Likewise, he didn’t know the cause of this event, whether it was a natural phenomenon without meaning or whether there was a purpose of some kind behind it. If the Pendleton had by chance been built over a fault in space-time, all was happenstance. But whether
chance or not, the forces involved were beyond Witness’s comprehension, of such immense power that they could fold time to bring different eras together, which was impossible according to the laws of physics—or at least impossible according to the laws of physics as they were thought to be.
His growing sense of increasing momentum led him to expect an approaching crescendo, not merely an end to these phenomena but a consummation beyond his ability to imagine. Maybe the violence he had witnessed for so long, the destruction of civilization worldwide, shaped his expectations, and maybe he was wrong, but he believed the end of these transitions, when it came, would be cataclysmic, worse than anything he had seen in his life.
Standing in the deserted library, listening to the women in the next room, he thought he would like them very much if he knew them better. He liked them some already, well enough that he hoped they might not perish here, although the chances of any of them living through the next ninety minutes was remote. He would not kill them, but he could not save them, either.
Tom Tran
In the west hallway of the ground floor, Tom seized Padmini’s hands and kissed them as he thanked her profusely for saving him from the spawn of the mass grave at Nha Trang or whatever it had been. She called it
rakshasa
, which she said was a race of demons, goblins, and though he didn’t know much about Hinduism, Tom thought that might be as good an explanation as any for the creature.
“
Baba
,” she said, “what has happened? Do you know why everything has changed?”
Baba
, she’d told him, was an affectionate form of address used in India when speaking to little children or old men. Only forty-six, but
more than twice her age, Tom Tran took no offense. He sometimes thought of Padmini as the daughter he’d never had.
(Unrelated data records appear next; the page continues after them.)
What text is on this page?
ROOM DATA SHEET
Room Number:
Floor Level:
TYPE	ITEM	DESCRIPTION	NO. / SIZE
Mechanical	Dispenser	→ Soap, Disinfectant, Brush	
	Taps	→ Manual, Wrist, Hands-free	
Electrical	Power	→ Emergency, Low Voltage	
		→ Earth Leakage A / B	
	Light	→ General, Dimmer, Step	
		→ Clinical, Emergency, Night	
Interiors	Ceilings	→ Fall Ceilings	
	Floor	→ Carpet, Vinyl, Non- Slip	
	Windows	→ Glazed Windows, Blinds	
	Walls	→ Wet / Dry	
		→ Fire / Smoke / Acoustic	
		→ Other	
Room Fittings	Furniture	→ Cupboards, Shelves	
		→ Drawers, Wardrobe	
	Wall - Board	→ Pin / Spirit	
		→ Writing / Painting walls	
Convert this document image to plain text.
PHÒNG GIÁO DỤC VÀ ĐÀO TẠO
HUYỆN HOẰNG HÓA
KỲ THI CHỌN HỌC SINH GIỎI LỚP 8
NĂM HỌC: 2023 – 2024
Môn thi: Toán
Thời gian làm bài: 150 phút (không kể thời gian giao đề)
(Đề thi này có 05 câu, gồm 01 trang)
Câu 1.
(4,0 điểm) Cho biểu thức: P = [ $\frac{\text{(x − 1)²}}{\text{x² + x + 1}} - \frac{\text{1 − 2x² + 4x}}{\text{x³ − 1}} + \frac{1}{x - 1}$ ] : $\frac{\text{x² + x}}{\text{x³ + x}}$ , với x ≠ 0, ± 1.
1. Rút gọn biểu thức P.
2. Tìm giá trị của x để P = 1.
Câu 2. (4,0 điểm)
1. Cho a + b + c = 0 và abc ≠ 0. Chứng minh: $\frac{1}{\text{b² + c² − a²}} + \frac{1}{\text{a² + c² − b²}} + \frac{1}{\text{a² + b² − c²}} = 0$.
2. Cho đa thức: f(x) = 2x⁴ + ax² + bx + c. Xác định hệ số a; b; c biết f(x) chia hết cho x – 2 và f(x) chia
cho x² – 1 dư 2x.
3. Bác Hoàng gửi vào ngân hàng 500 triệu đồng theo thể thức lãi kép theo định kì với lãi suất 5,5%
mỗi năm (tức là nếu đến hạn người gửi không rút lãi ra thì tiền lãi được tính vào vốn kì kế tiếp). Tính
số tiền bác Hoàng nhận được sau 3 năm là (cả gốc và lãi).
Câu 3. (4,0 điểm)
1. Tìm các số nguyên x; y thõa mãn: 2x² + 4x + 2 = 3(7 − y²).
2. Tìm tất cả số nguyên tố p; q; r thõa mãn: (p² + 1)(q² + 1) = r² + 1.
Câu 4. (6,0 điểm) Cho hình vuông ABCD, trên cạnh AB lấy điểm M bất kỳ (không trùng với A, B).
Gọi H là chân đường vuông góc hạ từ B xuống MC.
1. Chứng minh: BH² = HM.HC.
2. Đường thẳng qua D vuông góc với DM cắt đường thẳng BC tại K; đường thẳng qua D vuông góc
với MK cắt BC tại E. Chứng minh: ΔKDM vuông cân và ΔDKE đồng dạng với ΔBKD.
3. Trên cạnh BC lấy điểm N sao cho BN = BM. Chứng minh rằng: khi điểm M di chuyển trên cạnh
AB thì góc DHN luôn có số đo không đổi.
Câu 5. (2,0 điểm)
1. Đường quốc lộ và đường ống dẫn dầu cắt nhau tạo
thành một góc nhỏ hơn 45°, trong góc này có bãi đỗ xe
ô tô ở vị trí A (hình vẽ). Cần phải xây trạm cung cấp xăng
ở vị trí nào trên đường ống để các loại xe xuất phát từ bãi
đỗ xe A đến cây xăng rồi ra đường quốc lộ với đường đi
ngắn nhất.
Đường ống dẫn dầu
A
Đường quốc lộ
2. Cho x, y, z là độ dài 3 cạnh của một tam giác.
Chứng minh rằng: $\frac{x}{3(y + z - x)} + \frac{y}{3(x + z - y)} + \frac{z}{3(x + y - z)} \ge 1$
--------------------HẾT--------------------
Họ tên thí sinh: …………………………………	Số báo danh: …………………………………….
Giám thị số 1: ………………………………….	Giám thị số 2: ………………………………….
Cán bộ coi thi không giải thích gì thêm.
Anyway, her sweet nature ensured that only the most contentious cranks could work up any animosity toward her.
“In my experience,” he said, releasing her hands, “the world falls apart from time to time, and madness happens, but not madness like this.”
“I locked the main doors from the street,” she said.
“Good, good,” he said, glancing at the courtyard beyond the French doors, where the
rakshasa
had disappeared beyond masses of strange vegetation.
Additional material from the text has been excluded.